Today's class was "PHP Certification Crash Course," and as I stated earlier we were late, so I was only able to attend the latter half of the class.
Regardless, the topics covered were generally rather simple. I was actually amazed at how simple they were.
So here's the topics we covered during the time I was there:
OOP: Magic functions, SPL
So this was actually pretty lame. They talked a lot about the magic methods (e.g., __autoload, __call, __set/__get, __sleep, __wakeup, and so on) and exact parameter use. However the instructor (as I'll be calling him for now on) stated many times that it wasn't really necessary to know these, but he spent a lot of time talking about them.
The cool part about this section, while rather brief, was the discussion around Reflection. This clearly confused probably 80-90% of the room, you could just tell by their faces. But like I said, it was really brief. But the instructor did go over some good points. There are some helper classes for the reflection object by passing them to the static method Reflection::export.
These helper classes are as follows (and can be found here): Object, Class, Method, Property, Function, Parameter, Exception, Extension. Now I'm not entirely keen on the output of export, but the actual reflection classes seem to have some nice methods that can assist. I'll have to look at how our project at work handles the reflection for WSDL generation and see if I can tweak anything (another developer wrote that stuff and is no longer with the company).
We also talked a little bit about SPL. The key things we talked about was ArrayIterator and ArrayObject. Both of which I have a lot of experience in, and the instructor didn't
really delve into much detail about how to the magic functions are called or what they're used for. But he did at least state that they help your object act as arrays, which for the most part is true.
String Manipulation:
To me this was another no-brainer section. We talked a bit about strpos, and the dangers of doing a simple test as follows:
$url = "http://blah.com";In case you can't tell what the issue is, it's that strpos will return "0" since it returns the index of the string that the needle was found in. And for those not thinking straight, 0 evaluates as false (as does NULL, "" [empty string], and of course FALSE).
if (strpos($url, 'http://')) {
echo 'You have a URL';
} else {
echo 'Not a valid URL';
}
Here's another funny little trick that one might see on the test.
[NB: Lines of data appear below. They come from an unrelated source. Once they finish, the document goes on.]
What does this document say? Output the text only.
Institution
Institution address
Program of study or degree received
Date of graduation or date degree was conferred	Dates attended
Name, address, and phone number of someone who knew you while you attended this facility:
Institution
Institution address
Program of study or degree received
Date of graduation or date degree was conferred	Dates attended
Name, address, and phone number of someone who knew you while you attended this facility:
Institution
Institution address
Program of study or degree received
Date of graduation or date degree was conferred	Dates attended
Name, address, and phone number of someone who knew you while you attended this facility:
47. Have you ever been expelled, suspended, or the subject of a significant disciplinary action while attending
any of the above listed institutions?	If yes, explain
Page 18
What does this evaluate to:
var_dump( ($a == $b) * strcmp($a, $b) );Or how about this?
strcmp ($a, $b) + strcmp($b, $a);Well, in both cases, the answer is always, without any doubt, "0".
Files, Streams, Networking:
The next session was more discussing how these 3 ideologies were combined and implemented in practically the same way.
In terms of Files, the main topic of discussion was how to differentiate what functions do what. That is to say, functions that start with "f" are for file resources (except file), and all functions with "file_" act on file names.
There was also a good little discussion on file wrappers (e.g., file://, http://, custom://) and how to build your own file wrappers to return custom data as expected from your wrapper. A good example would be to build a custom compression file wrapper for local compressed files. The downside to this, is that it's not part of SPL, and doesn't have any Interfaces to implement, so the methods need to be looked up every time. Ugh.
There was a lot about streams, in particular: contexts and meta data. To be honest, I started dozing off at this point, and don't have any good take-aways.
XSS, XSRF, and Security:
The rest of the class was a bunch of security considerations. The main take-away for this section is: All input (from outside) is (potentially) evil.
That is to say, you really should scrub the hell out of your data before storing in a session, form element, or database; and in particular, you should never just echo things out. An example is that someone can end a tag, or override a header (for PHP_SELF) and output raw html/javascript to do things you really don't want them to (like redirect, hijack data, phish, etc).
This is also true for SQL injections, and should use the database-specific escape methods and prepared statements to ensure you don't have someone insert a username of "Bobby; drop tables" (thankyou, XKCD).
Whelp! I think that's it, and a long ass post. Let me know if you have any questions, but I think most of it was really straight forward.